Con ello se refiere a la justicia, la participación, la igualdad y la libertad, los que no son privativos del sector, por cuanto la derecha también los reclama como propios. Su apelación retórica no sirve de mucho para mostrar una diferencia. Hablar de equidad, en su momento, fue la forma de escamotear el bulto frente a la palabra igualdad, incómoda para la ideología dominante. Por otro lado, la trayectoria de 20 años de gobierno arroja, a la luz de las políticas públicas, disímiles interpretaciones. Muchos concertacionistas han adoptado acríticamente una interpretación de la justicia social como igualdad de oportunidades, cuyos efectos antiigualitarios son evidentes y que propende a la competencia.

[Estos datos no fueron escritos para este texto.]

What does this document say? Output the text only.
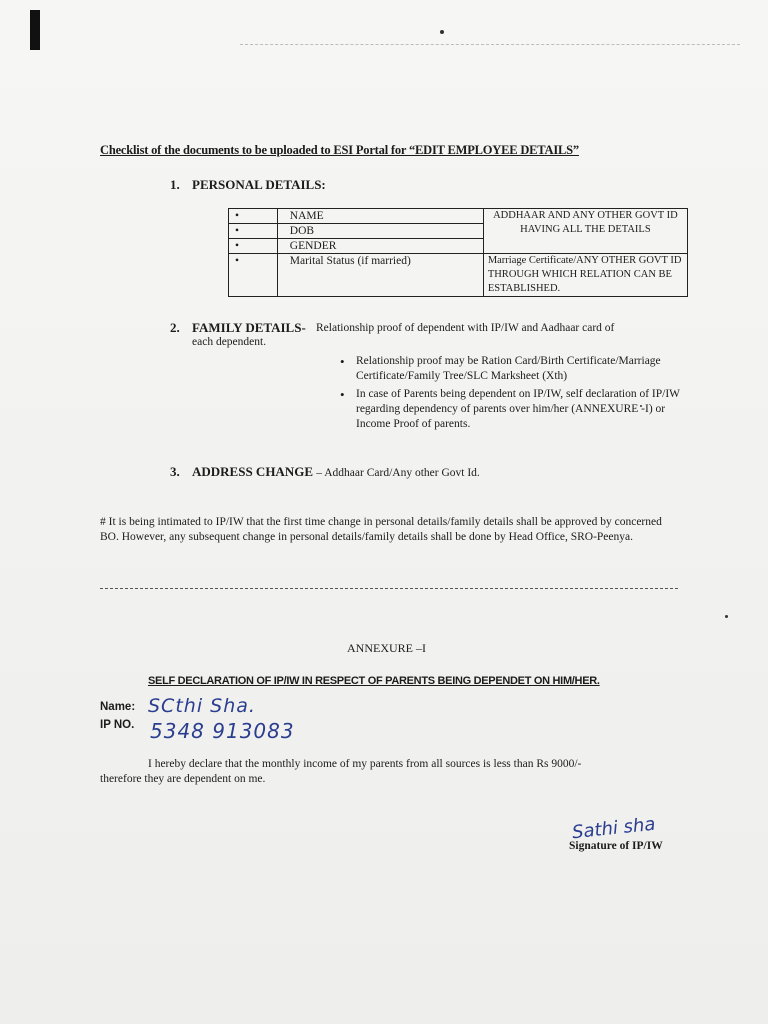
Checklist of the documents to be uploaded to ESI Portal for “EDIT EMPLOYEE DETAILS”
1. PERSONAL DETAILS:
•	NAME	ADDHAAR AND ANY OTHER GOVT ID HAVING ALL THE DETAILS
•	DOB	
•	GENDER	
•	Marital Status (if married)	Marriage Certificate/ANY OTHER GOVT ID THROUGH WHICH RELATION CAN BE ESTABLISHED.
2. FAMILY DETAILS- Relationship proof of dependent with IP/IW and Aadhaar card of
each dependent.
• Relationship proof may be Ration Card/Birth Certificate/Marriage Certificate/Family Tree/SLC Marksheet (Xth)
• In case of Parents being dependent on IP/IW, self declaration of IP/IW regarding dependency of parents over him/her (ANNEXURE -I) or Income Proof of parents.
3. ADDRESS CHANGE – Addhaar Card/Any other Govt Id.
# It is being intimated to IP/IW that the first time change in personal details/family details shall be approved by concerned BO. However, any subsequent change in personal details/family details shall be done by Head Office, SRO-Peenya.
ANNEXURE –I
SELF DECLARATION OF IP/IW IN RESPECT OF PARENTS BEING DEPENDET ON HIM/HER.
Name: SCthi Sha.
IP NO. 5348 913083
I hereby declare that the monthly income of my parents from all sources is less than Rs 9000/-
therefore they are dependent on me.
Sathi sha
Signature of IP/IW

Por otro lado, se ha tendido a confundir principios con instrumentos. Así, la focalización, por ejemplo, pasa a tener mejor derecho que la universalidad y la solidaridad. Los debates recientes en torno a la agenda social del gobierno dan cuenta de ello, por cuanto el sector de economistas concertacionistas liberales la critican por no ser suficientemente focalizada o considerarla regresiva. Se pierde de vista que la focalización ha tenido como efecto la orfandad de los sectores medios, incluidos los grupos que dejan la pobreza, ha debilitado la cohesión social, ha afectado la calidad de la educación y la salud, y ha sustraído de la discusión la necesidad de una reforma tributaria que provea de mayores recursos al Estado. Otro ejemplo es la participación política femenina y la ley de cuotas. Muchos concertacionistas han sido renuentes a su discusión, haciendo suya la demanda de mérito femenino proveniente de la sensibilidad del individualismo liberal.

Por tanto, olvida Fuentes que para la hipotética reinvención de la Concertación, falta una etapa previa: la deliberación franca e informada acerca de la comprensión de las desigualdades y su superación. Su esquivamiento en el pasado puede entenderse por las responsabilidades de ser gobierno, pero, en las actuales circunstancias, constituye una exigencia para recuperar la credibilidad perdida. Constituir una oposición efectiva pasa por atreverse a nombrar los desacuerdos con el gobierno, pero, para ello, hay que tener claridad sobre los desacuerdos propios.